Opinion
6 Div. 446.
June 15, 1939. Rehearing Denied October 12, 1939.
Appeal from Circuit Court, Winston County; R. L. Blanton, Judge.
Russell W. Lynne and S. A. Lynne, both of Decatur, for appellants.
The mere fact that a grantor is indebted does not preclude him from conveying his property for a valuable consideration, and where there is no intent to defraud, the conveyance cannot be set aside by his creditors, although the effect of the transfer is to place his property beyond the reach of his creditors, or hinder them in the collection of their claims. The debtor is accountable to no one unless he acts in bad faith. Simmons v. Shelton, 112 Ala. 284, 21 So. 309, 57 Am.St.Rep. 39; Pope v. Wilson, 7 Ala. 690; Gilbert v. Gonyea, 103 Minn. 459, 115 N.W. 640. The party alleging fraud must prove it. Tompkins v. Nichols, 53 Ala. 197.
W. L. Chenault, of Russellville, for appellee.
The burden of proving bona fides of the transaction and valuable consideration was upon the respondents. Calvert v. Calvert, 180 Ala. 105, 60 So. 261; Pasquale v. Francis, 210 Ala. 590, 98 So. 568; Cooke v. Fenner Beane, 214 Ala. 558, 108 So. 370; Murphy v. Pipkin, 191 Ala. 111, 67 So. 675; Watters-Tonge Lbr. Co. v. Knox, 206 Ala. 183, 89 So. 497; Woody v. Tucker, Willingham Co., 215 Ala. 278, 110 So. 465; Davis v. Harris, 211 Ala. 679, 101 So. 458.
On former appeal (Denton v. Lindler et al., 231 Ala. 27, 163 So. 334), the equity of the bill, as one to set aside a voluntary conveyance at the suit of an existing creditor of the grantor, was upheld.
The subject matter was a real estate mortgage held by J. E. Dutton against J. O. Denton, and was transferred by Dutton to his stepdaughter, Nora B. Dusking, a member of his family. The bill disclosed that complainant, Lindler, was an existing creditor of Dutton at the time of such transfer, and alleged the transfer was made without consideration and with the intent to hinder, delay or defraud complainant.
The present appeal is from a final decree on pleadings and proof granting the relief prayed.

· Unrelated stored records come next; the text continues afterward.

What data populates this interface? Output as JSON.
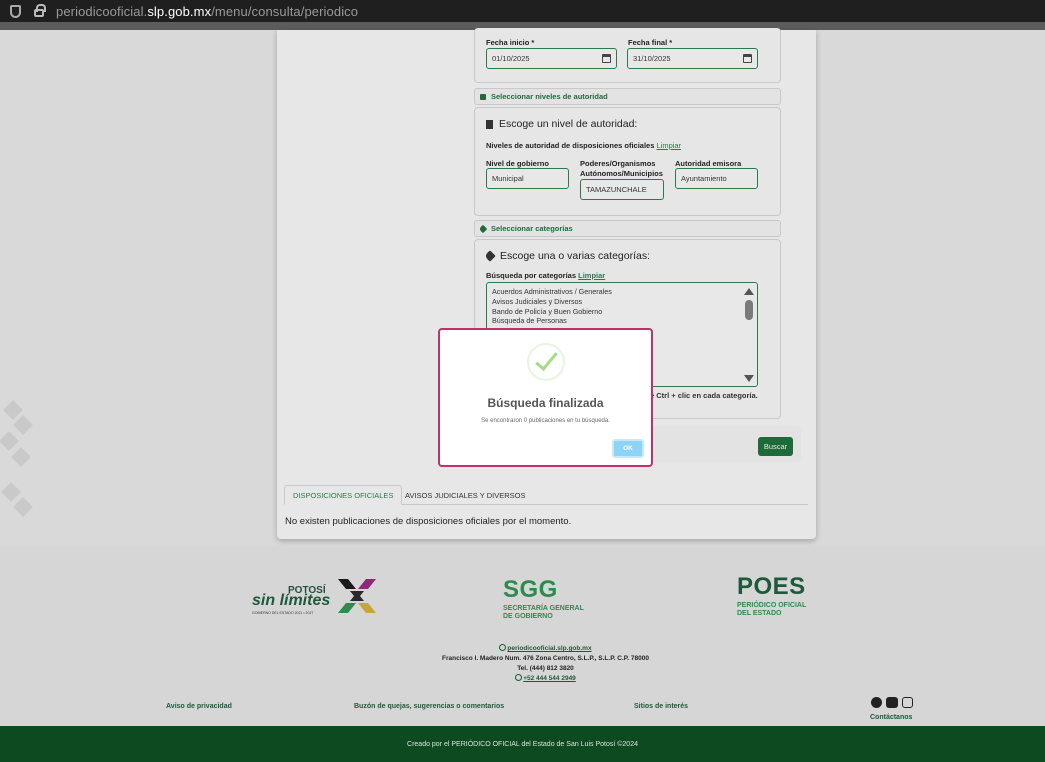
{
  "browser": {
    "url_prefix": "periodicooficial.",
    "url_domain": "slp.gob.mx",
    "url_path": "/menu/consulta/periodico"
  },
  "form": {
    "fecha_inicio_label": "Fecha inicio *",
    "fecha_inicio_value": "01/10/2025",
    "fecha_final_label": "Fecha final *",
    "fecha_final_value": "31/10/2025",
    "niveles_section_title": "Seleccionar niveles de autoridad",
    "niveles_heading": "Escoge un nivel de autoridad:",
    "niveles_sub": "Niveles de autoridad de disposiciones oficiales",
    "limpiar": "Limpiar",
    "nivel_gobierno_label": "Nivel de gobierno",
    "nivel_gobierno_value": "Municipal",
    "poderes_label_1": "Poderes/Organismos",
    "poderes_label_2": "Autónomos/Municipios",
    "poderes_value": "TAMAZUNCHALE",
    "autoridad_label": "Autoridad emisora",
    "autoridad_value": "Ayuntamiento",
    "categorias_section_title": "Seleccionar categorías",
    "categorias_heading": "Escoge una o varias categorías:",
    "categorias_sub": "Búsqueda por categorías",
    "categorias_options": [
      "Acuerdos Administrativos / Generales",
      "Avisos Judiciales y Diversos",
      "Bando de Policía y Buen Gobierno",
      "Búsqueda de Personas"
    ],
    "hint": "e Ctrl + clic en cada categoría.",
    "buscar": "Buscar"
  },
  "results": {
    "tab_disposiciones": "DISPOSICIONES OFICIALES",
    "tab_avisos": "AVISOS JUDICIALES Y DIVERSOS",
    "empty_message": "No existen publicaciones de disposiciones oficiales por el momento."
  },
  "footer": {
    "potosi_line1": "POTOSÍ",
    "potosi_line2": "sin límites",
    "potosi_line3": "GOBIERNO DEL ESTADO 2021 • 2027",
    "sgg_big": "SGG",
    "sgg_small_1": "SECRETARÍA GENERAL",
    "sgg_small_2": "DE GOBIERNO",
    "poes_big": "POES",
    "poes_small_1": "PERIÓDICO OFICIAL",
    "poes_small_2": "DEL ESTADO",
    "website": "periodicooficial.slp.gob.mx",
    "address": "Francisco I. Madero Num. 476 Zona Centro, S.L.P., S.L.P. C.P. 78000",
    "tel": "Tel. (444) 812 3820",
    "whatsapp": "+52 444 544 2949",
    "aviso_privacidad": "Aviso de privacidad",
    "buzon": "Buzón de quejas, sugerencias o comentarios",
    "sitios": "Sitios de interés",
    "contactanos": "Contáctanos",
    "credits": "Creado por el PERIÓDICO OFICIAL del Estado de San Luis Potosí ©2024"
  },
  "modal": {
    "title": "Búsqueda finalizada",
    "text": "Se encontraron 0 publicaciones en tu búsqueda.",
    "ok": "OK"
  }
}
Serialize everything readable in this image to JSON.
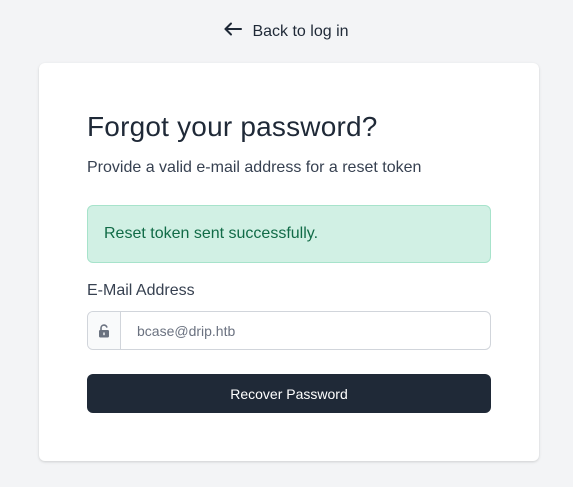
{
  "back_link": {
    "label": "Back to log in",
    "icon": "arrow-left-icon"
  },
  "card": {
    "title": "Forgot your password?",
    "subtitle": "Provide a valid e-mail address for a reset token",
    "alert": {
      "message": "Reset token sent successfully.",
      "color": "#116b47",
      "background": "#d1f0e4"
    },
    "email": {
      "label": "E-Mail Address",
      "value": "",
      "placeholder": "bcase@drip.htb",
      "icon": "unlock-icon"
    },
    "submit_label": "Recover Password"
  },
  "colors": {
    "primary": "#1f2937",
    "page_bg": "#f3f4f6"
  }
}
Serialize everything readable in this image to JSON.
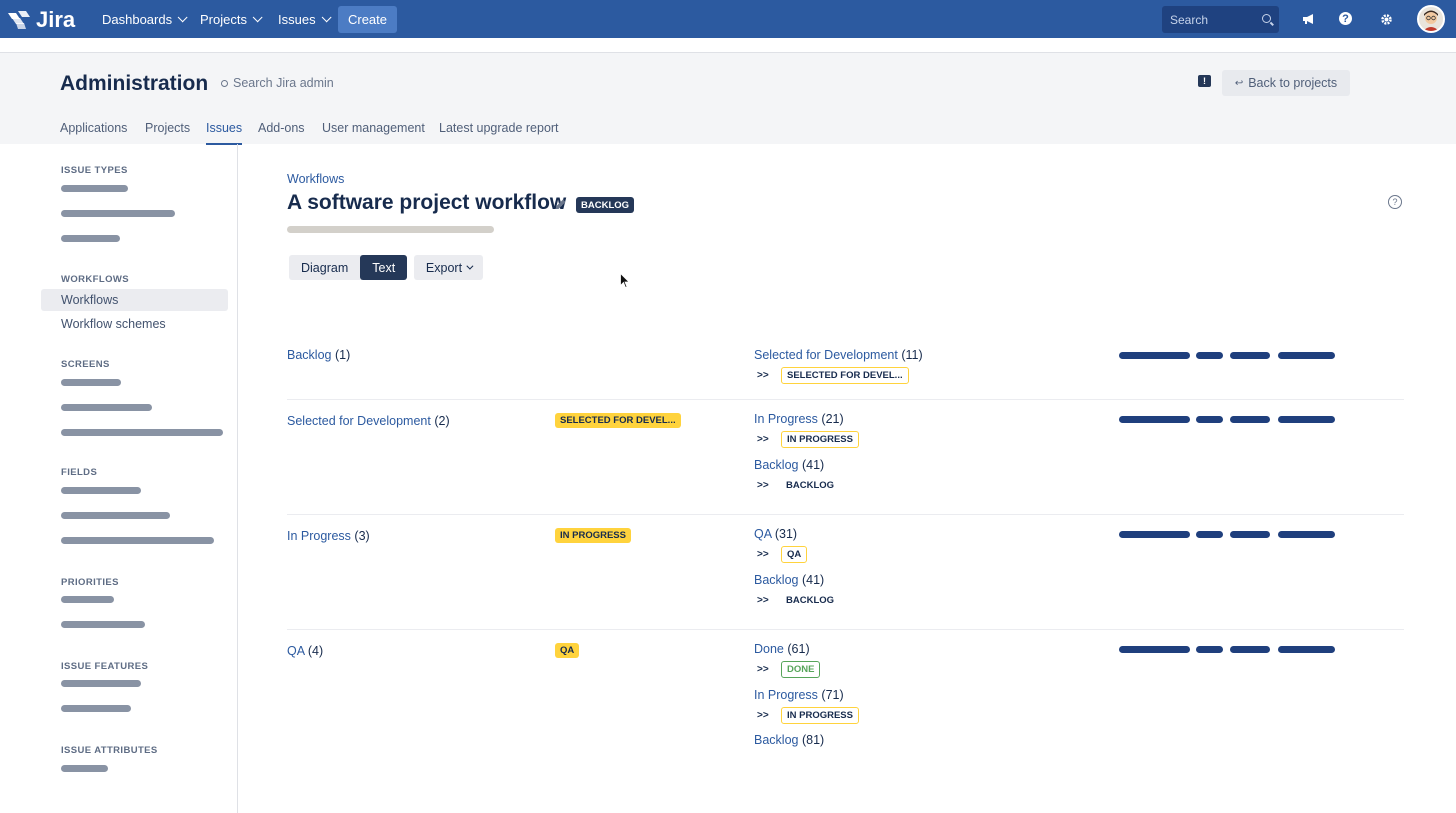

Without dispute Lindler was an existing creditor of Dutton. Lindler had first held a purchase money mortgage given by Denton on the same lands, and on January 7, 1931, had sold and assigned the debt and mortgage to Dutton, taking his personal notes, maturing at future dates. They were never paid. A judgment had been taken on the first maturing note before the bill was filed.
The burden was, therefore, on appellants by proper averments and proof to show a valuable consideration for the transfer from Dutton to his stepdaughter, and in what it consisted. Sims v. Dixie Southern Land Co. et al., 209 Ala. 679, 96 So. 885; R. W. Allen Co. v. Sands et al., 216 Ala. 106, 112 So. 528; Davis v. Harris, 211 Ala. 679, 101 So. 458.
Denton had renewed the mortgage after it was acquired by Dutton, including an additional indebtedness he then owed Dutton. This renewal mortgage was transferred to Miss Dusking, and afterwards foreclosed, bought by a relative of Dutton, as a conduit of title to Miss Dusking.
The whole became equitable assets of Dutton subject to the payment of his pre-existing debts, if the transfer was without consideration. Denton v. Lindler, supra.
A careful study of the evidence, direct and circumstantial, leads us to the same conclusion as the court below.
A review of the evidence would serve no good purpose.
Affirmed.
ANDERSON, C. J., and GARDNER and FOSTER, JJ., concur.